The technology question is a little more complicated.  As much as I got the concern that electrical power be preserved by saving the nuke plant from the book, I also have to say that electrical power would survive in some form on planet earth.  Too many people know how electricity is generated and how to get it to work for them.  The question to me is degree.  Medicine is a different story.  I don’t think people realize how fragile this part of modern technology is.  The real kicker with medical technology is you need people with medical knowledge.  So you have an MRI machine, useless if someone does not know how to run it.  Ditto for laboratory gear.  Truth is the internet and smart phones might simply become useless.  Computers might survive, but eventually without replacement parts, they too will fail eventually.  I really can see us being looked at in a couple of generations as some form of ancients whose knowledge is shrouded in mystery.

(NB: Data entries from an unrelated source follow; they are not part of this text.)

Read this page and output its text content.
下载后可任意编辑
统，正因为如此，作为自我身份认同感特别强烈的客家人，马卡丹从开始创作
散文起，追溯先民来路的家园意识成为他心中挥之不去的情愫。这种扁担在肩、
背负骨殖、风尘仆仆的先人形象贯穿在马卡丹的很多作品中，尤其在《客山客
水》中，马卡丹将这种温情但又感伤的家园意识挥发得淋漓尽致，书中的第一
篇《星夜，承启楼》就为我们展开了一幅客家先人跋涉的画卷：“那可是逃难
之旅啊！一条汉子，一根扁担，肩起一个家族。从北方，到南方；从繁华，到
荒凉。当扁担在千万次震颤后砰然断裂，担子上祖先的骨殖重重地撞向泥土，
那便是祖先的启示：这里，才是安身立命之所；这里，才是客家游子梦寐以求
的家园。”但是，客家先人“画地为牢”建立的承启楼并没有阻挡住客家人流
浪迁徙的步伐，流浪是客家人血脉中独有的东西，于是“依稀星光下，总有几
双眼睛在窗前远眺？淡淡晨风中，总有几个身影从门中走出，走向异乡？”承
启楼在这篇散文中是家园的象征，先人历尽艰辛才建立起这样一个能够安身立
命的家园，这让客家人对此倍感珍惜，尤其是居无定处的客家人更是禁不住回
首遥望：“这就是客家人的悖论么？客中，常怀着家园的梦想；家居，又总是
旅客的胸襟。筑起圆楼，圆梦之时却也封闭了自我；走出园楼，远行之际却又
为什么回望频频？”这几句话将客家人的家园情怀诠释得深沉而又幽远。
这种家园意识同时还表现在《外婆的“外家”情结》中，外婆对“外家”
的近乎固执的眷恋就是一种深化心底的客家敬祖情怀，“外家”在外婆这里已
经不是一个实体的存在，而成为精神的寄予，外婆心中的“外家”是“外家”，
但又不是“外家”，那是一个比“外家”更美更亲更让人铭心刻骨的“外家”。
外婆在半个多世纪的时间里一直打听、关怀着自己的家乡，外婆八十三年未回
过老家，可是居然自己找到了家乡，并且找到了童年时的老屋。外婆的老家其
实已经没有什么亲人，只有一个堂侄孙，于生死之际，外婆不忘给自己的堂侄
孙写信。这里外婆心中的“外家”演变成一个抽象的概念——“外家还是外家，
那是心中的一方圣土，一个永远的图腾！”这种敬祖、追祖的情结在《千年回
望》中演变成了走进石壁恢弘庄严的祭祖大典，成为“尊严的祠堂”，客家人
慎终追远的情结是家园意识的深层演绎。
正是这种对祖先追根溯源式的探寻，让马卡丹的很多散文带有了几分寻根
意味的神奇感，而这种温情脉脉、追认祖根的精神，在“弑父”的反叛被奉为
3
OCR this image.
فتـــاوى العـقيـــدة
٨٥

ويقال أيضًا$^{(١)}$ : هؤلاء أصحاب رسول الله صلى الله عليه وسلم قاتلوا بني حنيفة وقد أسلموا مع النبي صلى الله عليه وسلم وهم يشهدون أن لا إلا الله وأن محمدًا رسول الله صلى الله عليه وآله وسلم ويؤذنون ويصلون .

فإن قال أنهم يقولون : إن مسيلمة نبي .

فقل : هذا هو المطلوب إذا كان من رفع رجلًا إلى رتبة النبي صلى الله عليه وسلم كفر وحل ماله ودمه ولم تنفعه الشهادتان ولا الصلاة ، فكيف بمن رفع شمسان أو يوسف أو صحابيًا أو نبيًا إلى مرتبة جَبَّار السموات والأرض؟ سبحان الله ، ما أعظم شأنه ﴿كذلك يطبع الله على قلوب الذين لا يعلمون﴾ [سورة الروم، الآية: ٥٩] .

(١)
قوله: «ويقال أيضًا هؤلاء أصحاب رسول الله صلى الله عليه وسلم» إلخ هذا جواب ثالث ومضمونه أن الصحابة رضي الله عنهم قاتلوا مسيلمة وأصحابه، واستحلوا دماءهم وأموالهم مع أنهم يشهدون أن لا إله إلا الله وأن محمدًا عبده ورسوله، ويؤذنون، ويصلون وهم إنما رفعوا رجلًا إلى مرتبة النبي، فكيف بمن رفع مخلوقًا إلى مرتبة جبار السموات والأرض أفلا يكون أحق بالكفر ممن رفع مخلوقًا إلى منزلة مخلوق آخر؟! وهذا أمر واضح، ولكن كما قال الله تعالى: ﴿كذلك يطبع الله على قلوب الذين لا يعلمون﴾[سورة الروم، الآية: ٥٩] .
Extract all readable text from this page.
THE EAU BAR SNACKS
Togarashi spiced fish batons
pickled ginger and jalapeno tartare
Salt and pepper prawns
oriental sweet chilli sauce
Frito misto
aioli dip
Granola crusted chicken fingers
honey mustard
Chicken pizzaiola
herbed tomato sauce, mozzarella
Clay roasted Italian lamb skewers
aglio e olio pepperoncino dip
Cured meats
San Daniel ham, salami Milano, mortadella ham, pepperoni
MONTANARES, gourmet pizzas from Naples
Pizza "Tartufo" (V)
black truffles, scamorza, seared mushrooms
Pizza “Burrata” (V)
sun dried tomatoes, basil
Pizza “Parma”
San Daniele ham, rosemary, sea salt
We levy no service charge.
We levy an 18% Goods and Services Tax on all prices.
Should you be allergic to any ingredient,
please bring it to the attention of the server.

Knowledge is my chief concern and it is based on how it is stored.  Digital knowledge is fragile in its many forms.  If the internet fails that knowledge is lost.  Everything on optical or magnetic disk can be corrupted or destroyed.  I would also point out if there is no way to read an optical disc because all the readers are lost or the knowledge of how to use them is lost, that knowledge is useless.  In some ways good old-fashioned paper books have better durability and accessibility.  Knowledge, must be recorded and copied over time and copied again and again to be preserved.  If people lose the ability to do this, this will cause society to go backwards.  The book did not really dwell on this because at the time it was written books and microfilm were the modes of storage.  For us, this is critical.

What do I see as the typical community?  A baron guiding a small town to small city in size with may be a town council to handle the day-to-day stuff.  The town has some means of generating electrical power and to be honest, I think the size of the community will be based on how much it can generate.  The place might have a clinic, food storage and library.  The library might have a computer to access digital information but from discs not the internet.  All of these things are more fragile and as such need to be maintained and defended with utmost care.  Everyone is armed in some way as everyone may be needed to defend the community from attack.  I can see the tech level being somewhat like the 1950s, but with some stuff a little further than that.  Transportation would depend on a lot of factors. most notably fuel.  Ultimately the societies that survive the best and generate the most advantages will absorb the others.

The question remains about survival of the human race.  One of the book’s main points is that we need to spread out to other worlds so the whole race cannot be wiped out in one disaster.  Heinlein’s all our eggs in one basket quote is used a couple of times in the book.  This is the real science fiction part of the book, the desire to get across to others this painful truth that we can be wiped out and we need to do something to make sure that does not happen.